By Dr Sandy Gerrard.

On the 2nd January 2012 we were invited by friends to have a look at an area that was about to be destroyed by wind farm construction works. The wind farm was to occupy Mynydd y Betws and the part we chose to look at was around Bancbryn.

A few years earlier despite protestations from Cadw and Dyfed Archaeological Trust (DAT) permission had been granted by the Welsh Assembly Government for a wind farm to be erected subject to a whole raft of conditions. Amongst these were a couple of archaeological ones which sought to ensure that the archaeology was properly recorded prior to destruction. In 2011 a programme of work was carried out by Cotswold Archaeology who reported that very little had been found. With the green light in place construction work started towards the end of 2011 and it was then that we were approached by friends who were concerned that various planning conditions were being flouted.

The visit on 2nd January rapidly revealed that there were archaeological remains within the area that was scheduled for destruction. Traces of archaeological trenches were visible in places but these appeared to have missed the surviving remains. The local archaeological trust (DAT) were informed of our discoveries and eventually agreed to meet on the mountain on 16th January.  The DAT officer agreed that the remains were of potential significance and asked the developers to stop work in their vicinity until they had been investigated.

In the meantime a request to schedule one of the sites was submitted to Cadw together with a question. Why had no attempt been made to look for and record the archaeology within the development footprint?

From this point onwards the archaeological organisations involved set about protecting their positions and in doing so exposed series flaws in the way that archaeology is conducted in Wales. Freedom of Information requests have revealed the highly questionable ways in which the various organisations sought to minimise the political fallout and the considerable lengths that they were willing to go to try and protect their vested interests.

Amongst the techniques used were: ignoring evidence; failing to substantiate claims; not publishing the excavation report, refusing to engage with many of the issues; conducting a biased scheduling assessment and attempting to withhold information.  Perhaps most telling however was the role played by DAT who were simultaneously providing planning advice to the local authority whilst working on behalf of the developer.
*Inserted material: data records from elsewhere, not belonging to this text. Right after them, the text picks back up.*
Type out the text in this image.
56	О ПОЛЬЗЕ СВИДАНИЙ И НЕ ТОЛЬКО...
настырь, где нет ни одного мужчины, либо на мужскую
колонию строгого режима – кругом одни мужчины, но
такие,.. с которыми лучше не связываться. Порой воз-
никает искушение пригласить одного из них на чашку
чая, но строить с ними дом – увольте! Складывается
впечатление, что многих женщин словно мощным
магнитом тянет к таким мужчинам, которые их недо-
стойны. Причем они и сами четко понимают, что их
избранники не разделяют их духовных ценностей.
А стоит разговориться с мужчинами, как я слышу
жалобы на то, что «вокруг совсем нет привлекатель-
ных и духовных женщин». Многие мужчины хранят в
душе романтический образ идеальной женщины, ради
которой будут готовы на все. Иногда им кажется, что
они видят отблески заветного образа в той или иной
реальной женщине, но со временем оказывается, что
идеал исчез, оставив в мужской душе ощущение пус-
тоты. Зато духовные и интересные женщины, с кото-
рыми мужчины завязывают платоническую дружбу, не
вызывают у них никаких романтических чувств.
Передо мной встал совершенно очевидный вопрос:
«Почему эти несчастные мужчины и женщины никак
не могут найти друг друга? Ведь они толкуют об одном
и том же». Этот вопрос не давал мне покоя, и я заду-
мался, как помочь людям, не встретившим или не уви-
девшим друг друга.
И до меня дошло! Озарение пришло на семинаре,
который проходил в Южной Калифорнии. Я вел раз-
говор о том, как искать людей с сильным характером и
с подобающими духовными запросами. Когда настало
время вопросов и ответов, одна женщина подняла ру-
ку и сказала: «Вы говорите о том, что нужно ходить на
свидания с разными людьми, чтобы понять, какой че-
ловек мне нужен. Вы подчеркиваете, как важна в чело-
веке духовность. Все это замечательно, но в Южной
Where else within the planning system is a private company (DAT) able to act simultaneously on behalf of both the developer and the planning authority?

Running through the whole sorry saga however is a seam of complete incompetence.  Fundamental mistakes were made at every turn – contradictions, inconsistencies, inaccuracies and contempt for public concerns are all apparent.  During the coming months the evidence to support these and other claims will be presented.

Of course if any of the organisations involved would like to comment we would be happy to publish their responses in full (The Heritage Journal).

bancbryn Walking along the Bancbryn stone alignment. Whatever its date, its discovery has certainly highlighted fundamental flaws with the heritage protection process in Wales.